So what — when all is said and done — is the point politically of successfully seeing the upholding of the constitutional order and former president Jacob Zuma jailed?
Are there not nettles to be grasped and sides to be chosen (and by implication people to be upset) to now advance the country? Isn’t a less risk-averse view needed of the shadows under the bed?
The problem of course has been that Cyril Ramaphosa’s presidency, until the reform dial started to quiver recently, has been defined by what he is not — not Zuma, not Ace Magashule, not anarchy, not state capture — more than for what it is. The convenient misnomer that somehow the dark forces of state capture have been blocking reform has therefore festered.
Yet Ramaphosa gained a supermajority in the NEC on the step-aside rule two months ago and has now navigated a serious potential cliff-related incident this past week. Arm-twisting (or dislocation) on the issue of energy sector liberalisation was already achieved before this moment.

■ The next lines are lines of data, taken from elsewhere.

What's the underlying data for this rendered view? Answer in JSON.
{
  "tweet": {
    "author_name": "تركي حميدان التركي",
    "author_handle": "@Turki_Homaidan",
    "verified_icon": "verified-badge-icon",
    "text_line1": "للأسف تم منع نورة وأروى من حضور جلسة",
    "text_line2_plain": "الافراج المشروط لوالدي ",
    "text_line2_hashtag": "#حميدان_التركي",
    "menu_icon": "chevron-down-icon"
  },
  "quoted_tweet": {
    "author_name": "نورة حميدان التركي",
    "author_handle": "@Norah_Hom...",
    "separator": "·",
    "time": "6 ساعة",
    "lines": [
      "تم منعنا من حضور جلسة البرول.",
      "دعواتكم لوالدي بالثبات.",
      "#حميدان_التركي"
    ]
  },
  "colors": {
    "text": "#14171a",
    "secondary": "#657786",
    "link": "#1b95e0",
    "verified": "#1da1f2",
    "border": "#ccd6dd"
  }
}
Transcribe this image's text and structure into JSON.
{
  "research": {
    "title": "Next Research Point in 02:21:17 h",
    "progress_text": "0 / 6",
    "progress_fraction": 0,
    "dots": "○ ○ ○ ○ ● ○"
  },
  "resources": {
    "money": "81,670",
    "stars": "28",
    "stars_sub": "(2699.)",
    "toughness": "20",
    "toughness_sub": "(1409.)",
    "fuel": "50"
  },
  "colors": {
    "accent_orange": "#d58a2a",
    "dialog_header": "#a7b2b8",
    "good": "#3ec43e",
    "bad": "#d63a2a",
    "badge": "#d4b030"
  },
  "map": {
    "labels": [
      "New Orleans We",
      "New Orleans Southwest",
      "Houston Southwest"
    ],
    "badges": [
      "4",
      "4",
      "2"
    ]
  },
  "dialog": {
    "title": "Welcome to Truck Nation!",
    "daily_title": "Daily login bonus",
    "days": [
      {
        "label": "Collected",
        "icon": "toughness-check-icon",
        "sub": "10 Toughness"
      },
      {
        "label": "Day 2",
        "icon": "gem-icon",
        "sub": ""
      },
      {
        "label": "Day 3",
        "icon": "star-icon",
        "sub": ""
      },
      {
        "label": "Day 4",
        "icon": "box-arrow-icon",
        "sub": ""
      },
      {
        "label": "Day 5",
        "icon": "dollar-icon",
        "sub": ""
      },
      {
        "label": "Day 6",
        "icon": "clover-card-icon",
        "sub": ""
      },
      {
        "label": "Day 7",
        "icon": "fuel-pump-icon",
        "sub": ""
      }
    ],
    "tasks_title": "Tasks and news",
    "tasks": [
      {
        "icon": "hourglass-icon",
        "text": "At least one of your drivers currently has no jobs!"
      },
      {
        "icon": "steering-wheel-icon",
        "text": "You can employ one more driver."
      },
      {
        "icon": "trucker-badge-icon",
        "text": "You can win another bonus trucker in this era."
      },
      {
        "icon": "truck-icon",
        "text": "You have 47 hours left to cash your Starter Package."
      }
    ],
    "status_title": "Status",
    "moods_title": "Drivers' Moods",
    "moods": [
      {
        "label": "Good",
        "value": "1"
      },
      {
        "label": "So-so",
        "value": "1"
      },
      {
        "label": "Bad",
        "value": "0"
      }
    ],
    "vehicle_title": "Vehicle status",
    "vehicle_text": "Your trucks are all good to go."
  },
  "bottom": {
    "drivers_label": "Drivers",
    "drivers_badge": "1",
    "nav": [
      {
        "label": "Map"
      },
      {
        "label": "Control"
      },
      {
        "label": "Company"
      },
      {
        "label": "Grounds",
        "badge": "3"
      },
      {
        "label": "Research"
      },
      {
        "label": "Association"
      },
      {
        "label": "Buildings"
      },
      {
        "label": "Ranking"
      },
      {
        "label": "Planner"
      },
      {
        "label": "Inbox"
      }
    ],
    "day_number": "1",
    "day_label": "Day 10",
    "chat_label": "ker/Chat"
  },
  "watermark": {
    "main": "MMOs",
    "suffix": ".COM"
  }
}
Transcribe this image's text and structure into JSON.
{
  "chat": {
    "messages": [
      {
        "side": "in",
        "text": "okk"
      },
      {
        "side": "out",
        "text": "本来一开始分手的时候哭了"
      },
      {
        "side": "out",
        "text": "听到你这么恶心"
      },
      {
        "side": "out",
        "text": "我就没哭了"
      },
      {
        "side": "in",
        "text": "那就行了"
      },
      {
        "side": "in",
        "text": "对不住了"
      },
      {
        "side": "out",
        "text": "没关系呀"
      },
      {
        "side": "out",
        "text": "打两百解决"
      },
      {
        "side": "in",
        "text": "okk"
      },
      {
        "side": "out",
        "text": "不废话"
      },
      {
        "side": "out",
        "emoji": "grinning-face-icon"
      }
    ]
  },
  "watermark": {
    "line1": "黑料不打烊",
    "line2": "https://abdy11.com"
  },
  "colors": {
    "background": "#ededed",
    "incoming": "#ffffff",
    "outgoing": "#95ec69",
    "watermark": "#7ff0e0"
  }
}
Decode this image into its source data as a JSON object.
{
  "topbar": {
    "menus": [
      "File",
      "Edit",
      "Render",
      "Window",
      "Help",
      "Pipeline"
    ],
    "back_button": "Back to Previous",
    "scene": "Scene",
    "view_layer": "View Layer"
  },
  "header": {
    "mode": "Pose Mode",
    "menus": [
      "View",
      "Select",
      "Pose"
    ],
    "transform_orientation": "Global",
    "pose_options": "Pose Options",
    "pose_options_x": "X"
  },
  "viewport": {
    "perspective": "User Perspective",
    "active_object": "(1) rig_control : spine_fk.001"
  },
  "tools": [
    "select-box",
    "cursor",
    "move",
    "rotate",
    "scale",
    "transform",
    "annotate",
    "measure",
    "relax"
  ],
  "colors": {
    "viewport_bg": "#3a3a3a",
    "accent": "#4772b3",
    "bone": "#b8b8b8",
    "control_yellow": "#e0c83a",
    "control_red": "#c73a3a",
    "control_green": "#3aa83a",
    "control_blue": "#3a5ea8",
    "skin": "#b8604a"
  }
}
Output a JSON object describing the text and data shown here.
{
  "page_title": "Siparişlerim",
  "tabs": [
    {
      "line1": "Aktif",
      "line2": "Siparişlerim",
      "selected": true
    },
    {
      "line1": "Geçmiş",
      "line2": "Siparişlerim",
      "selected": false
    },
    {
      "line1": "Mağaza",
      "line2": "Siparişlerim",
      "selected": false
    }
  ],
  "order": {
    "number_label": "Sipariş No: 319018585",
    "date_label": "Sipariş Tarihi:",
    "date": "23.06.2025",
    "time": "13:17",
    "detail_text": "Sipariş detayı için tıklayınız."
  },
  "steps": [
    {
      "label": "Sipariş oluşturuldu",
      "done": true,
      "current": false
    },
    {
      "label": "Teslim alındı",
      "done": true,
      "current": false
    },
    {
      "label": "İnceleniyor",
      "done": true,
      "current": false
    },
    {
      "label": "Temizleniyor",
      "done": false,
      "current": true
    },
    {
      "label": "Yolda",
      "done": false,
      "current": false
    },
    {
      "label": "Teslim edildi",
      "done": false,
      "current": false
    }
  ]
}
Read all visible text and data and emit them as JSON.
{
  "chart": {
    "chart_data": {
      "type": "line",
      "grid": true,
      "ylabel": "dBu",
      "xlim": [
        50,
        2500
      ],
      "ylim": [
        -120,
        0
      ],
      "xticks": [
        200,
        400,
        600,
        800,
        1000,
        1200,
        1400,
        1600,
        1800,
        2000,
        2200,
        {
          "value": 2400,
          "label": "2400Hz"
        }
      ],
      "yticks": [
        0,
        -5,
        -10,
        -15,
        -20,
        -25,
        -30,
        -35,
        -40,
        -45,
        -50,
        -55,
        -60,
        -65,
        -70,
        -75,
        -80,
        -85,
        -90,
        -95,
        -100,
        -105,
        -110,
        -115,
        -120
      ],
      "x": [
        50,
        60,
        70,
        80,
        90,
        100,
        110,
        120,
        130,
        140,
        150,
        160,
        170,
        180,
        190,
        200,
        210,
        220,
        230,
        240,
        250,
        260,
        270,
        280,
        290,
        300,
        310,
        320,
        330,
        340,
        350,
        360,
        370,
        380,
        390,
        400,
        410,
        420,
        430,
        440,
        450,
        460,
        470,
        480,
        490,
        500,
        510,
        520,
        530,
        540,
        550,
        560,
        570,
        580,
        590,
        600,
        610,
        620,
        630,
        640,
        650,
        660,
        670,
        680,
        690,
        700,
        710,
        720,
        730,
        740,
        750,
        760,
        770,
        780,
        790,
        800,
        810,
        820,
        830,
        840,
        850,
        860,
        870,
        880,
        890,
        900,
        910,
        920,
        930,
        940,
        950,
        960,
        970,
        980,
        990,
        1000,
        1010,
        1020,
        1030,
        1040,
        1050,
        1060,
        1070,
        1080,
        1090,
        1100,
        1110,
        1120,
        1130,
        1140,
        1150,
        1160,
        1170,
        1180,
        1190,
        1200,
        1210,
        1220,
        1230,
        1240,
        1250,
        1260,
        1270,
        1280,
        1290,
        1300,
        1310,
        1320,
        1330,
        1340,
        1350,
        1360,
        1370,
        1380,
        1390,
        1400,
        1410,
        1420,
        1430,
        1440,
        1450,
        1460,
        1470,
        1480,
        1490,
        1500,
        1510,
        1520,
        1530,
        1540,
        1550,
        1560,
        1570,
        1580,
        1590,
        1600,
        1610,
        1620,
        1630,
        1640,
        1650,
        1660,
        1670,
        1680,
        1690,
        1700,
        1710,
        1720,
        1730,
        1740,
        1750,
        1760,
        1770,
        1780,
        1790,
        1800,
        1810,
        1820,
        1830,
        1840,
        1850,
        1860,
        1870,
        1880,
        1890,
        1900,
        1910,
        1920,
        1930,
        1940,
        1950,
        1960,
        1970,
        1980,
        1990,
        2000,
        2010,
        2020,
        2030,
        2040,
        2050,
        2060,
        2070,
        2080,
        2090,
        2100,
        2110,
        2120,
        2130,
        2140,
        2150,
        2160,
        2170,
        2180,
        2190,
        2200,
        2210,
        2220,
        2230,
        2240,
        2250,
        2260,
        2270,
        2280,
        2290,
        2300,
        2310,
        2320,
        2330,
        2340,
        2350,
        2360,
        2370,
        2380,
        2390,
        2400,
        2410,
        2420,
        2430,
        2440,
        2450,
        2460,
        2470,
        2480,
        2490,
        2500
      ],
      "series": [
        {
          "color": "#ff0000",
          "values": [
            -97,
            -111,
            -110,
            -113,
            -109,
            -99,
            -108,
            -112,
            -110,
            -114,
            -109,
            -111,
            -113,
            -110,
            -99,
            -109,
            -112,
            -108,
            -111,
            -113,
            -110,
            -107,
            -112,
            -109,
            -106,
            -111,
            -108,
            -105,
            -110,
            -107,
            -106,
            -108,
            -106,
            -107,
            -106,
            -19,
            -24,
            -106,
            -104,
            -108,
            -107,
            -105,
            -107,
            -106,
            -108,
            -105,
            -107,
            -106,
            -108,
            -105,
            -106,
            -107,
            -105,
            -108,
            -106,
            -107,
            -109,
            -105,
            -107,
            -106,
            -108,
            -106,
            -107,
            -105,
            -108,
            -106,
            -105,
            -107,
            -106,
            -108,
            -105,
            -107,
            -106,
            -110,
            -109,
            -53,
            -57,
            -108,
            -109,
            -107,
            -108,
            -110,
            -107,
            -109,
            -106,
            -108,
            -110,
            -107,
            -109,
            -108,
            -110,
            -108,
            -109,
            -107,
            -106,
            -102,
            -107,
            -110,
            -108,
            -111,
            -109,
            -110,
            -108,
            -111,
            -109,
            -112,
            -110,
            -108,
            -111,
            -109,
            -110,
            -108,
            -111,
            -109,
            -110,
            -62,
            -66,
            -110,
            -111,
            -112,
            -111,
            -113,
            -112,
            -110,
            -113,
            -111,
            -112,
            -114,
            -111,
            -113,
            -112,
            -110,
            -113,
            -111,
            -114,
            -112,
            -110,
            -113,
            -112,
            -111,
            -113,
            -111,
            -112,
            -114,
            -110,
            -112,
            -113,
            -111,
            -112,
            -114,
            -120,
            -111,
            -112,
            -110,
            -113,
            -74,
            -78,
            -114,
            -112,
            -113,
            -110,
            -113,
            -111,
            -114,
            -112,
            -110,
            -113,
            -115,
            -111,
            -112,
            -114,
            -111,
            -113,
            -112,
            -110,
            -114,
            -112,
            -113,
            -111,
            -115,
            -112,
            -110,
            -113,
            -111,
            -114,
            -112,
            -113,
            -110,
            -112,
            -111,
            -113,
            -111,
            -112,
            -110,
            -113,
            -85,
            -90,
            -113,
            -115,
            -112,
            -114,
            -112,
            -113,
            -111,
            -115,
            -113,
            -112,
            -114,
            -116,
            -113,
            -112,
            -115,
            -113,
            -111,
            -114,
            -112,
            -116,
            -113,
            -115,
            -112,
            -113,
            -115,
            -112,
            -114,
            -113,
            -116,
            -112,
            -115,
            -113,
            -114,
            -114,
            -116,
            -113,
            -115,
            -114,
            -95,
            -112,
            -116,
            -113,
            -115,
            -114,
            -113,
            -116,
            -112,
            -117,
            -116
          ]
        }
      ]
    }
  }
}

The truth was that Zuma was not there secretly scheming in Nkandla’s fire pool to block energy reform or spectrum auctions or a more modern and appropriate visa system, just as Magashule wasn’t either from the SG’s office.
The convenient excuses fall away now and the fruits of three years of “germination” must be seen. There is nothing left to be the anthesis of and only something to be for — an agenda, a vision of change.
Your political capital is not really higher, yet you have a renewed sense of goodwill at your back. While sentiment may not move somewhere more positive on Zuma in orange overalls, the removal of a yawning set of downside risks is not for naught.
Maybe it’s a time for grown-up conversations about hard truths.
That performative land reform through unnecessary Section 25 amendments can be allowed to die now that the EFF and ANC have reached an impasse in parliament. The death of the process — a two-thirds majority to amend it is beyond reach —is not a negative but a positive that reinforces property rights and investor sentiment and removes distraction from all the hard but obvious things the presidential advisory panel on land reform recommended.
Difficult conversations still need to be had on national health insurance (NHI). Everyone wants to see quality universal coverage, but what is currently proposed is not only wrong in that it won’t achieve its aims, it is also mad. Mad in the fallout risk it will create for private sector savings and quality and an open door to the kinds of corruption that found their way so easily into the head of the department of health during the Covid-19 crisis.
The most difficult conversation Ramaphosa needs to have with his cabinet colleagues is on fiscal policy.